Zur Orientierung für Menschen mit Behinderungen

3.05.2021 / Projekte und Initiativen

Natur und Achtsamkeit

Ich habe mir nie vorstellen können, dass eine Pandemie einmal Wirklichkeit werden könnte.

Foto: Petra Glass

Eine Situation, die jeden auf der ganzen Welt betrifft und wo es darum geht, zusammenzuhalten, während man Abstand hält. Aktivitäten, die mal selbstverständlich waren, sind plötzlich nicht mehr möglich oder verboten. Angst, Sorgen, Unsicherheit, Frust, Wut, Einsamkeit, Enttäuschung, Trauer - negative Gefühle wurden bei vielen Menschen ausgelöst und teilweise sogar geschürt. Der mediale Fokus liegt selten auf dem Positiven. Es ist nicht leicht, sich abzulenken, wenn das meiste, was einen sonst - vielleicht sogar manchmal ein bisschen zu viel - beschäftigt hat, teilweise nicht mehr erlaubt ist.
Ich habe mich gefragt, was mich persönlich glücklich macht und was mir Halt gibt. Das sind u.a. die Natur, das Fotografieren und mein Freund. Dieser machte mir Ende des Jahres 2020 auch ein besonderes Geschenk: ein Makroobjektiv. Ich dachte zunächst, dass erst im Frühjahr, wenn die Blumen blühen, die Zeit dafür ist. Doch bei den ersten Versuchen sah ich, dass es allein am Fokus liegt und wie man seine Umwelt betrachten will. Plötzlich tat sich eine ganz neue Welt für mich auf.
Ich kann mit meinem Makroobjektiv der Natur noch näher kommen und bekomme einen ganz neuen Blick für meine Umgebung. Es ist die Freude über ein besonderes Licht oder Farbenspiel, die mich antreibt. Zu sehen, welche Details und Formen die Natur bietet und ganz genau und unmittelbar hinzusehen, zu staunen und zu entdecken.
Es liegt soviel Schönes im Kleinen. Wir müssen gar nicht weit reisen. Die Stadt und Umgebung bietet unzählige Möglichkeiten an Parks, Wäldern, Wiesen - manchmal auch einen besonderen Hinterhof, der erkundet werden möchte.

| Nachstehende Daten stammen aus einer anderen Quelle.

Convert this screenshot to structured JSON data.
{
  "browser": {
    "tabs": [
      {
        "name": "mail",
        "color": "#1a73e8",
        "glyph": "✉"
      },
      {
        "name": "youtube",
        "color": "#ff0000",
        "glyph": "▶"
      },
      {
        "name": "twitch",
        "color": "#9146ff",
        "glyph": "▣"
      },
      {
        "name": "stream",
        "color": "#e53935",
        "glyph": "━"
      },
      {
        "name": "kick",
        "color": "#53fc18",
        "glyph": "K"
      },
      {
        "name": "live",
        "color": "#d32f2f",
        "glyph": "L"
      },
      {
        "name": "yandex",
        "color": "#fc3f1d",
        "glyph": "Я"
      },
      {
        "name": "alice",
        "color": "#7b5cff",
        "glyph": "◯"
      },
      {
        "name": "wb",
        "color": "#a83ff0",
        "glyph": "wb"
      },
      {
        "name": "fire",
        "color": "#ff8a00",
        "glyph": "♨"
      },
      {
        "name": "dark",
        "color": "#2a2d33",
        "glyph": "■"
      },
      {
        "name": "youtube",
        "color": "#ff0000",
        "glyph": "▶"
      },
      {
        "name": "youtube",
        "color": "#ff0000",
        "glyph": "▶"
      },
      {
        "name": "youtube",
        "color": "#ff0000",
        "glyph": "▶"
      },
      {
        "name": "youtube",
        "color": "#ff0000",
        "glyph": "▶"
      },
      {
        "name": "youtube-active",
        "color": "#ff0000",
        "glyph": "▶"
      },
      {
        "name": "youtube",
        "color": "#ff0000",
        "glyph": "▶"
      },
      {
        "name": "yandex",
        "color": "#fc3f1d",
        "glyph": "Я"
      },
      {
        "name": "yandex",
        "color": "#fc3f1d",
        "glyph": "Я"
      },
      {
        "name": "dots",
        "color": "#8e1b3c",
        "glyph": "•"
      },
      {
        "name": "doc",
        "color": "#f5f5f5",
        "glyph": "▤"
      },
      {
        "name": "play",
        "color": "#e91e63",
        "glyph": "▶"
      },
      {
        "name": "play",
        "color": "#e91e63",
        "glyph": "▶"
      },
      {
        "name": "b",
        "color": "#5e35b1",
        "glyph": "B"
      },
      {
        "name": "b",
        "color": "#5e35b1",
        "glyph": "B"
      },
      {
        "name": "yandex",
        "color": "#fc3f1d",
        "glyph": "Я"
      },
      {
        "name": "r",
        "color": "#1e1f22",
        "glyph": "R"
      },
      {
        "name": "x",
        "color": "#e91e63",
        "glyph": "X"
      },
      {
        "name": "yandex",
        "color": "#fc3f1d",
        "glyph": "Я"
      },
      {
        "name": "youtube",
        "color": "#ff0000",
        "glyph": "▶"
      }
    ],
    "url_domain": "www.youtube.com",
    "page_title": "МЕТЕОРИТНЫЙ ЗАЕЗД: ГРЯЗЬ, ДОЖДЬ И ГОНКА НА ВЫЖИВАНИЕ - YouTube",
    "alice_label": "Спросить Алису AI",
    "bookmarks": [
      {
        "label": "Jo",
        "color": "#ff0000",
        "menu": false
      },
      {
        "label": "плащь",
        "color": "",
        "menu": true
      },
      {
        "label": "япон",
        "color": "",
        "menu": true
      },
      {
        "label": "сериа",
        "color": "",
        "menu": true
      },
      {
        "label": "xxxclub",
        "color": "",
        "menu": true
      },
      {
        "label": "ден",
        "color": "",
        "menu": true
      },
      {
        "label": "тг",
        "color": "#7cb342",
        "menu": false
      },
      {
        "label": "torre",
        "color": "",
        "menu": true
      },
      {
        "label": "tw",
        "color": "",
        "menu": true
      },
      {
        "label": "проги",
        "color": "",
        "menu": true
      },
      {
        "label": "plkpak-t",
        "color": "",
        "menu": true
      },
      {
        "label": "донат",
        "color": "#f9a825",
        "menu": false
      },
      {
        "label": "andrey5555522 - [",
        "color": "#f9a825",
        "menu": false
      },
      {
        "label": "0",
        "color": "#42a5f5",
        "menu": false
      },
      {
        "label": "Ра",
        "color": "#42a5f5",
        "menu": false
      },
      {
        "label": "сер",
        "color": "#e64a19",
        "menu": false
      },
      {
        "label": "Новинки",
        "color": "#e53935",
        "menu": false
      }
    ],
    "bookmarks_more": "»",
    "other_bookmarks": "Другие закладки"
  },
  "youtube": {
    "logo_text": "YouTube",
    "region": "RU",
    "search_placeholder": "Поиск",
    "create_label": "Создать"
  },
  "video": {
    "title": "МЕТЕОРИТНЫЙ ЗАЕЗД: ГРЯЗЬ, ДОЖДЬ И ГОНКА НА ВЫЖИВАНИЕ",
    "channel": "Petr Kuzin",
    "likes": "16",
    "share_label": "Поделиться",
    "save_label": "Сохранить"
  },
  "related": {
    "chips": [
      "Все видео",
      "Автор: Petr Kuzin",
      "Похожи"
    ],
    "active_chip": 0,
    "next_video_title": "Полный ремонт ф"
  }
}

Ich habe begonnen, meine Fotos digital zu veröffentlichen. Es kamen sehr viele Rückmeldungen, dass meine Fotos einfach schön und entspannend sind. Ich freue mich, für den einen oder anderen einen Kanal für kleine visuelle Auszeiten bieten zu können.
Um das Schöne zu sehen, benötigen wir nicht unbedingt ein Objektiv. Wir können uns immer wieder neu entscheiden, wohin wir unseren persönlichen Fokus richten wollen.

Petra Glass

Die Ausstellung ist bis Ende Mai im Nachbarschaftshaus Friedenau, Holsteinische Str. 30, 12161 Berlin-Friedenau unter Coronabedingungen zu besichtigen.